È stata individuata una vulnerabilità nella libreria standard C Glibc (CVE-2025-4802) che consente l'esecuzione di codice con i privilegi di un altro utente, stabiliti all'avvio di applicazioni con il flag suid. La gravità del problema è mitigata dalle condizioni in cui si manifesta: gli sviluppatori di Glibc non sono riusciti a trovare alcun programma suid a cui potesse essere applicata la vulnerabilità identificata. Tuttavia, non si può escludere che possano esistere programmi suid personalizzati che soddisfino le condizioni per effettuare l'attacco.

L'esploitazione della vulnerabilità è possibile solo per programmi suid assemblati staticamente che chiamano la funzione dlopen.
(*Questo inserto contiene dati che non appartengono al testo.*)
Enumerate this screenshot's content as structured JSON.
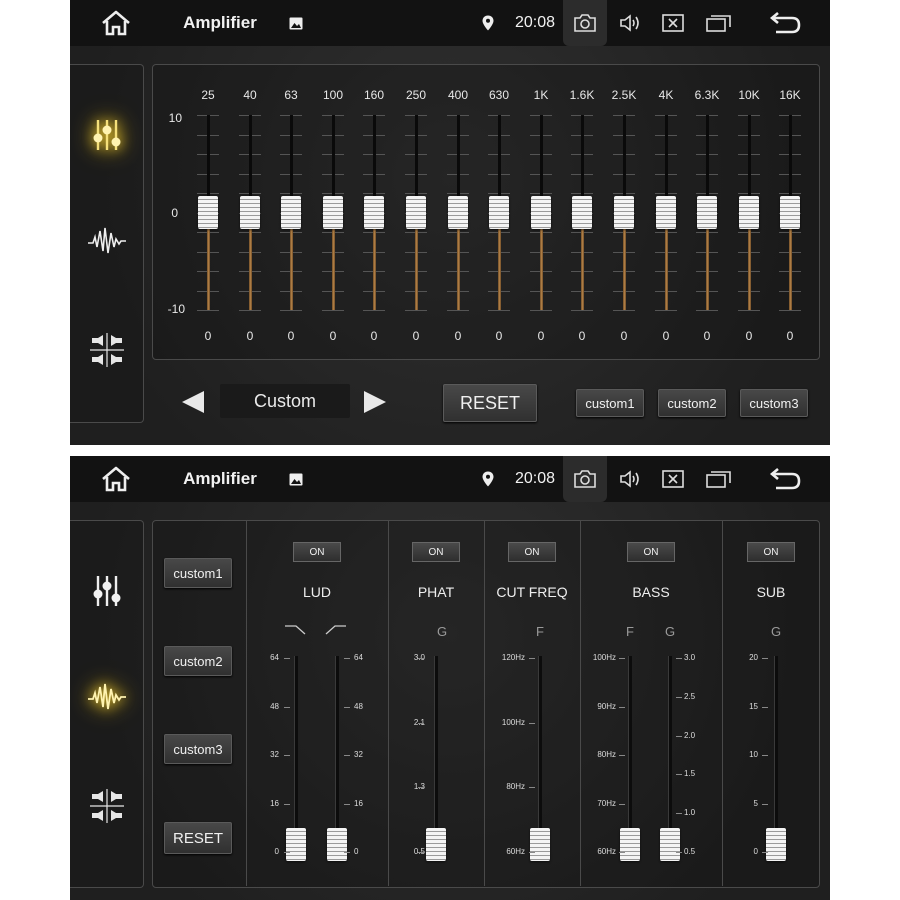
{
  "app": {
    "title": "Amplifier",
    "time": "20:08"
  },
  "colors": {
    "background": "#262626",
    "statusbar": "#121212",
    "accent_glow": "#e8c534",
    "slider_track_lower": "#b8864a"
  },
  "statusbar_icons": [
    "home-icon",
    "gallery-icon",
    "location-pin-icon",
    "camera-icon",
    "volume-icon",
    "close-box-icon",
    "recent-apps-icon",
    "back-icon"
  ],
  "nav": {
    "items": [
      "equalizer-icon",
      "sound-wave-icon",
      "balance-icon"
    ]
  },
  "equalizer": {
    "scale": [
      "10",
      "0",
      "-10"
    ],
    "bands": [
      {
        "freq": "25",
        "value": "0"
      },
      {
        "freq": "40",
        "value": "0"
      },
      {
        "freq": "63",
        "value": "0"
      },
      {
        "freq": "100",
        "value": "0"
      },
      {
        "freq": "160",
        "value": "0"
      },
      {
        "freq": "250",
        "value": "0"
      },
      {
        "freq": "400",
        "value": "0"
      },
      {
        "freq": "630",
        "value": "0"
      },
      {
        "freq": "1K",
        "value": "0"
      },
      {
        "freq": "1.6K",
        "value": "0"
      },
      {
        "freq": "2.5K",
        "value": "0"
      },
      {
        "freq": "4K",
        "value": "0"
      },
      {
        "freq": "6.3K",
        "value": "0"
      },
      {
        "freq": "10K",
        "value": "0"
      },
      {
        "freq": "16K",
        "value": "0"
      }
    ],
    "preset": "Custom",
    "reset_label": "RESET",
    "custom_buttons": [
      "custom1",
      "custom2",
      "custom3"
    ]
  },
  "sound": {
    "side_buttons": [
      "custom1",
      "custom2",
      "custom3"
    ],
    "reset_label": "RESET",
    "on_label": "ON",
    "sections": {
      "lud": {
        "title": "LUD",
        "scale_left": [
          "64",
          "48",
          "32",
          "16",
          "0"
        ],
        "scale_right": [
          "64",
          "48",
          "32",
          "16",
          "0"
        ]
      },
      "phat": {
        "title": "PHAT",
        "sub": "G",
        "scale": [
          "3.0",
          "2.1",
          "1.3",
          "0.5"
        ]
      },
      "cutfreq": {
        "title": "CUT FREQ",
        "sub": "F",
        "scale": [
          "120Hz",
          "100Hz",
          "80Hz",
          "60Hz"
        ]
      },
      "bass": {
        "title": "BASS",
        "sub_f": "F",
        "sub_g": "G",
        "scale_f": [
          "100Hz",
          "90Hz",
          "80Hz",
          "70Hz",
          "60Hz"
        ],
        "scale_g": [
          "3.0",
          "2.5",
          "2.0",
          "1.5",
          "1.0",
          "0.5"
        ]
      },
      "sub": {
        "title": "SUB",
        "sub": "G",
        "scale": [
          "20",
          "15",
          "10",
          "5",
          "0"
        ]
      }
    }
  }
}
Oltre ai programmi che chiamano direttamente dlopen, la vulnerabilità riguarda anche quelli in cui la funzione dlopen viene eseguita indirettamente a seguito della chiamata di setlocale o funzioni NSS, come getaddrinfo.

Il problema è causato dal trattamento della variabile d'ambiente LD_LIBRARY_PATH nel contesto delle applicazioni suid quando si chiama dlopen da programmi staticamente compilati (l'ignoranza di LD_LIBRARY_PATH si attivava solo durante il linking dinamico). Impostando il percorso in LD_LIBRARY_PATH, un attaccante può caricare una libreria fasulla dal proprio catalogo. La vulnerabilità si manifesta a partire dalla versione Glibc 2.27 (febbraio 2018) ed è stata risolta nella versione Glibc 2.39 (febbraio 2024).